No entanto, essa multiplicação deve parar assim que um limiar crítico de disfuncionalidade for ultrapassado. Assim como um sistema economicamente absurdo sem preços de mercado está fadado ao colapso – demonstrado de forma reveladora por Ludwig von Mises – o mesmo destino aguarda um sistema repleto de absurdos relacionados a outras áreas importantes da coexistência social, como discurso, saúde, procriação e formação de identidade.
Assim, quando o limiar em questão é atingido, a hipertrófica e cada vez mais ridícula “grande ficção” tem que reduzir voluntariamente seu tamanho por uma margem substancial ou – mais provavelmente dada a atual extensão da captura de interesse especial e inércia institucional – desintegrar-se violentamente sob o peso de suas camadas acumuladas de insanidade autodestrutiva. Em outras palavras, quando a quantidade de irrealidade vendida rotineiramente pelo estado torna-se incompatível com a preservação de um mínimo de vida social sã, a realidade está fadada a se reafirmar impiedosamente.
Se o último cenário ocorrer, os indivíduos livres poderão recuperar o controle sobre suas vidas, pertences, meios de subsistência e planos de vida.

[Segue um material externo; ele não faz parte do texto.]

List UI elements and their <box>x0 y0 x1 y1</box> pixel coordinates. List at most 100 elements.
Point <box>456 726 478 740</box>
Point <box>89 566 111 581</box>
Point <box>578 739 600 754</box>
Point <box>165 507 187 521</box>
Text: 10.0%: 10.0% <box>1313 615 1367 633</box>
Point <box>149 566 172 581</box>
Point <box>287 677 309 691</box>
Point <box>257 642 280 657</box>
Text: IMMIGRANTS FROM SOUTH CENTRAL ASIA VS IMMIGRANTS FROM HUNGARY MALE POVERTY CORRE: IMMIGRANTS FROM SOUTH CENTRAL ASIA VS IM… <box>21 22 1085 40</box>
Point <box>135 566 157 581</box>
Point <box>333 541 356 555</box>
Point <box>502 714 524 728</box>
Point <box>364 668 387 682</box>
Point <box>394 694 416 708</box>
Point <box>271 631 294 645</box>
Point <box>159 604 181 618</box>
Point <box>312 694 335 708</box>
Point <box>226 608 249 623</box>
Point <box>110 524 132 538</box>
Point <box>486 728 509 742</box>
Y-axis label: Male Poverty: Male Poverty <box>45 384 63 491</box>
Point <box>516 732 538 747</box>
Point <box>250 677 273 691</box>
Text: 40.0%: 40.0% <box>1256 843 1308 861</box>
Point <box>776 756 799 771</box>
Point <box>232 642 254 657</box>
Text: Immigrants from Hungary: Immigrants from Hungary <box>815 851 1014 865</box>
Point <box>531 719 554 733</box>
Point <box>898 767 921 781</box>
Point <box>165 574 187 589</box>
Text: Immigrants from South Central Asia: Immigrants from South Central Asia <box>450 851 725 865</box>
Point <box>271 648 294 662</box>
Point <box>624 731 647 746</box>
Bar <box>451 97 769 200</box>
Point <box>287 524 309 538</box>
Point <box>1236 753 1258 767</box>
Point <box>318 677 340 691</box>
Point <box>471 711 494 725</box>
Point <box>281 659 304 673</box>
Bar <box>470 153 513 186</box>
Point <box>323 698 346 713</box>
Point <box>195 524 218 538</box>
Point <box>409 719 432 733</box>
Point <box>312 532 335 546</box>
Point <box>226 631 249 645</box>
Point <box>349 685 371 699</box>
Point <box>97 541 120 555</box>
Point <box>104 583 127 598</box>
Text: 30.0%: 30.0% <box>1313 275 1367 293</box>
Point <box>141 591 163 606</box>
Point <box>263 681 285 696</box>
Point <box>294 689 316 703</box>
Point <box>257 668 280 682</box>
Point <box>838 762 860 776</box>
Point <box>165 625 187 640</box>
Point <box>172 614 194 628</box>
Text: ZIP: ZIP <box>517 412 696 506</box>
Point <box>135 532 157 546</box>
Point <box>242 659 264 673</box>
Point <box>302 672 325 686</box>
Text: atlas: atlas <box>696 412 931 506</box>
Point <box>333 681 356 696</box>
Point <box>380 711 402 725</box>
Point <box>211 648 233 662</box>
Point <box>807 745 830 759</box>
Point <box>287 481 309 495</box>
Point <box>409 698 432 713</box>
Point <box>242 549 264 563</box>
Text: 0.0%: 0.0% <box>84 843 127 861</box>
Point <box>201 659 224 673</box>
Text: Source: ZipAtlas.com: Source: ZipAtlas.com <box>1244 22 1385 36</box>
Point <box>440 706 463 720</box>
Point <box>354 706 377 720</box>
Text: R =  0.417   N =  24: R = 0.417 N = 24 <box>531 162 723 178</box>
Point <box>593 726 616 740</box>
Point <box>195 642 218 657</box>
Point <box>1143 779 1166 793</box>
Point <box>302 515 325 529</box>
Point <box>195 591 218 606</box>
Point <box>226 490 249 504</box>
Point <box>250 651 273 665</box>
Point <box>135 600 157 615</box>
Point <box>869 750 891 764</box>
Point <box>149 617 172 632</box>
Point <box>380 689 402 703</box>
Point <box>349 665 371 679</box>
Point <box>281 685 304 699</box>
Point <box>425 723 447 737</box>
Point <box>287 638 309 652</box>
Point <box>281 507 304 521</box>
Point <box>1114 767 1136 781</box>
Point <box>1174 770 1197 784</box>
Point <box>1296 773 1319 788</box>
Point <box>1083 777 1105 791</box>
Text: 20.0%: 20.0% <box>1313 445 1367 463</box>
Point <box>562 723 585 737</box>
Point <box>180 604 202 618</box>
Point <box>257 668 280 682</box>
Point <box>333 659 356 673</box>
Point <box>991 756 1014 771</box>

No entanto, se esses indivíduos livres não cederem esse controle a algum pretenso messias terrestre que promete reconstruir uma civilização melhor, eles nunca devem abandonar a sabedoria atemporal pelas lisonjas do pensamento positivo. Mais especificamente, eles devem não apenas fazer uso consistente de teoria econômica sólida e filosofia social convincente – que enfatizam o papel cooperativo indispensável da propriedade privada, preços de mercado e dinheiro sólido – mas também prestar homenagem às instituições orgânicas que nutrem a alma humana, como a família, a comunidade local, a tradição e a religião.
Afinal, são precisamente essas instituições que o estado invariavelmente tenta erradicar e substituir em sua busca pela hegemonia política, econômica e cultural. São também precisamente essas instituições que não só permitem que os indivíduos prosperem em termos comerciais, mas, talvez ainda mais importante, permaneçam firmemente enraizados na realidade da vida social e da cooperação social, tanto íntima quanto extensa.
Em conclusão, derrotar o estatismo exige reconhecer sua natureza não apenas como a ideologia do conflito permanente, mas também como a força motriz mais potente da irrealidade institucionalizada. Em outras palavras, cumprir essa tarefa exige perceber que a “grande ficção” em sua forma plenamente desenvolvida é igualmente fictícia no âmbito das soluções que pretende oferecer e no domínio dos problemas que pretende identificar. Assim que essa percepção se tornar suficientemente difundida entre as pessoas que pensam na liberdade, seus esforços se tornarão genuinamente robustos, significativamente inclusivos e solidamente pragmáticos – algo que todos devemos dar as boas vindas, dado o quão impactante nossa ação ou inação provavelmente será neste estágio final da luta.